The Prince seemed torn between shock and anger. His mouth had flattened into a hard line. Lin was aware of Mayesh, watching them with an irritating calm. She was even more aware of the time, minutes ticking by—minutes during which infection could be spreading in her patient’s blood.
The stiff brocade of the Prince’s shirt rustled as he crossed his arms. “If I am to leave, you will need to promise me you will save his life. He will not die. Not now, and not a few days hence.”
It felt like swallowing a cold penny. Lin said, “I cannot promise that.
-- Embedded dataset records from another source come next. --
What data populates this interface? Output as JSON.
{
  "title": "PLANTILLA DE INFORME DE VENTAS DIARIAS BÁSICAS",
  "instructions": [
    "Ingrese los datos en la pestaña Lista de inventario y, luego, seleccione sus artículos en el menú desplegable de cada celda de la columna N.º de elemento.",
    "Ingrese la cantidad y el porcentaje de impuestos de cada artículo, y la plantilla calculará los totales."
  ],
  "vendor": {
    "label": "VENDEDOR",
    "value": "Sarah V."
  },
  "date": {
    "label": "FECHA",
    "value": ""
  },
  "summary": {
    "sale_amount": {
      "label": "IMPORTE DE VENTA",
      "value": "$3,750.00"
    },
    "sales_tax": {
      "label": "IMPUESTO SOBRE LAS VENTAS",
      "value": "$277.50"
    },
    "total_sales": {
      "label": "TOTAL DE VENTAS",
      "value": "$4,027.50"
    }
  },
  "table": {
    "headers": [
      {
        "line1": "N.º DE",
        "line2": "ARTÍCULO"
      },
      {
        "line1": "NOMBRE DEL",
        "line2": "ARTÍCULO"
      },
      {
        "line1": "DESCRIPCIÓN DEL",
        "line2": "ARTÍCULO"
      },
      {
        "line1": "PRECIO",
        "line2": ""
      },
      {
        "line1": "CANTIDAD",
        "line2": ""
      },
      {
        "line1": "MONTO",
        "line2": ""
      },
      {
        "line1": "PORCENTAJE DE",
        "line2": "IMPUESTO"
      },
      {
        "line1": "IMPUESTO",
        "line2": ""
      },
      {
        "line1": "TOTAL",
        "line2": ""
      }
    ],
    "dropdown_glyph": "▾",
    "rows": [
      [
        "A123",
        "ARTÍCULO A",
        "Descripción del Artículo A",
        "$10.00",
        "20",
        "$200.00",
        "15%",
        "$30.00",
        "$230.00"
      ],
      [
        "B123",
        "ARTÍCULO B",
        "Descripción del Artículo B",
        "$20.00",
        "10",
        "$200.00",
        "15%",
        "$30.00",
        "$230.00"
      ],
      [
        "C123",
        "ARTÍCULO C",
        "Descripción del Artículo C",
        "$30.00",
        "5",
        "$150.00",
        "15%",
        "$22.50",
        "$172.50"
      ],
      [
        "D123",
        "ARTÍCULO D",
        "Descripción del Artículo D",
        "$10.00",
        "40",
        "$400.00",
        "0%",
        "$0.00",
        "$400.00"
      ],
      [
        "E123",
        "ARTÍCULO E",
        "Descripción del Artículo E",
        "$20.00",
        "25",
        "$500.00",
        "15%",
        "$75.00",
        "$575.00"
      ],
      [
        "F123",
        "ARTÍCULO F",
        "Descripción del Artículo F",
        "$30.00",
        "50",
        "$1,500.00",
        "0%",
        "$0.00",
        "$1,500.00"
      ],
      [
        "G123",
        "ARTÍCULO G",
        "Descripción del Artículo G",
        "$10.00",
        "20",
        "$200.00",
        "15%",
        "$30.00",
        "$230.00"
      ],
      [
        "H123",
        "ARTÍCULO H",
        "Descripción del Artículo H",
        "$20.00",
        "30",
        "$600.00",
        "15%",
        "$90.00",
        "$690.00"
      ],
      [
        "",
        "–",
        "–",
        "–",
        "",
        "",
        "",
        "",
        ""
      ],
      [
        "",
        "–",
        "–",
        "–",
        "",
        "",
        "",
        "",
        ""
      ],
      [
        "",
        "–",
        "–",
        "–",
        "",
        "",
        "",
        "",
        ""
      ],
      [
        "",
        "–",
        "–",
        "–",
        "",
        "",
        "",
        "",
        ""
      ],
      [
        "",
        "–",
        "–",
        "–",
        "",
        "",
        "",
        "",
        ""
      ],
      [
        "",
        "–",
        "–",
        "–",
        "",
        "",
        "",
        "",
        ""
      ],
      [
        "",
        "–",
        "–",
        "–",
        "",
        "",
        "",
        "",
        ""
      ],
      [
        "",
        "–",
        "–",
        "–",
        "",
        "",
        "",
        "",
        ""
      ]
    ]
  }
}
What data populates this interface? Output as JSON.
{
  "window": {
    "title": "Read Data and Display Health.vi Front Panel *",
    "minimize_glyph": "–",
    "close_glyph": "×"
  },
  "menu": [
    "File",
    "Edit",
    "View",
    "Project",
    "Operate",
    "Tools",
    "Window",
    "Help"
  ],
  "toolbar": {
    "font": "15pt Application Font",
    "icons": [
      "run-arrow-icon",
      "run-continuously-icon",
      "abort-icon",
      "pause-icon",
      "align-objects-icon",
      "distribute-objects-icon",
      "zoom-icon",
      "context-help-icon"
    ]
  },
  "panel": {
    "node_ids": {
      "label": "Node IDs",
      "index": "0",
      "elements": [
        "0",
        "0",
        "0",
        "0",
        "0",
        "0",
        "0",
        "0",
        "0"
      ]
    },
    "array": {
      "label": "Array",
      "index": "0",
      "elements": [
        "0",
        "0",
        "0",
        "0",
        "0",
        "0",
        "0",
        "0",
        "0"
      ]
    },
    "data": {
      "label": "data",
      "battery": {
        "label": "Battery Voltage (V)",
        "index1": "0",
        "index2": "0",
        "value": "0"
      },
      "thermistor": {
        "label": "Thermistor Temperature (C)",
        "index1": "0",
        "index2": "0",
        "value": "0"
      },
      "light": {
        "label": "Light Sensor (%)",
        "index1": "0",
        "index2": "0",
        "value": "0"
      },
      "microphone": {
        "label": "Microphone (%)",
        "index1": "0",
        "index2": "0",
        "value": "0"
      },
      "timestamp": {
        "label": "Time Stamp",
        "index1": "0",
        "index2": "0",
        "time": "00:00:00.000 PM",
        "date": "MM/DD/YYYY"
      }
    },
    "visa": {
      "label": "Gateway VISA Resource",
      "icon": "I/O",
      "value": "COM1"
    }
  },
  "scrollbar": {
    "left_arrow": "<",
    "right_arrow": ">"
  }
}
I will do everything I can to prevent infection—”
The Prince shook his head, dark curls falling into his eyes. “I require you to promise.”
“It is not me you are making demands of, though you might think so,” Lin said. “You are trying to give orders to Life and Death, and they listen to no one, not even an Aurelian.”
As the Crown Prince looked at Lin, without speaking, she could see in his face the hardness of a nature unused to refusal. How did her grandfather manage it, she thought, each day spent with people who never heard the word no—or if they did, were not required to heed it?
“Conor,” Mayesh said. It was gently spoken, not a reprimand. “Let her work. It will be best for Kel.”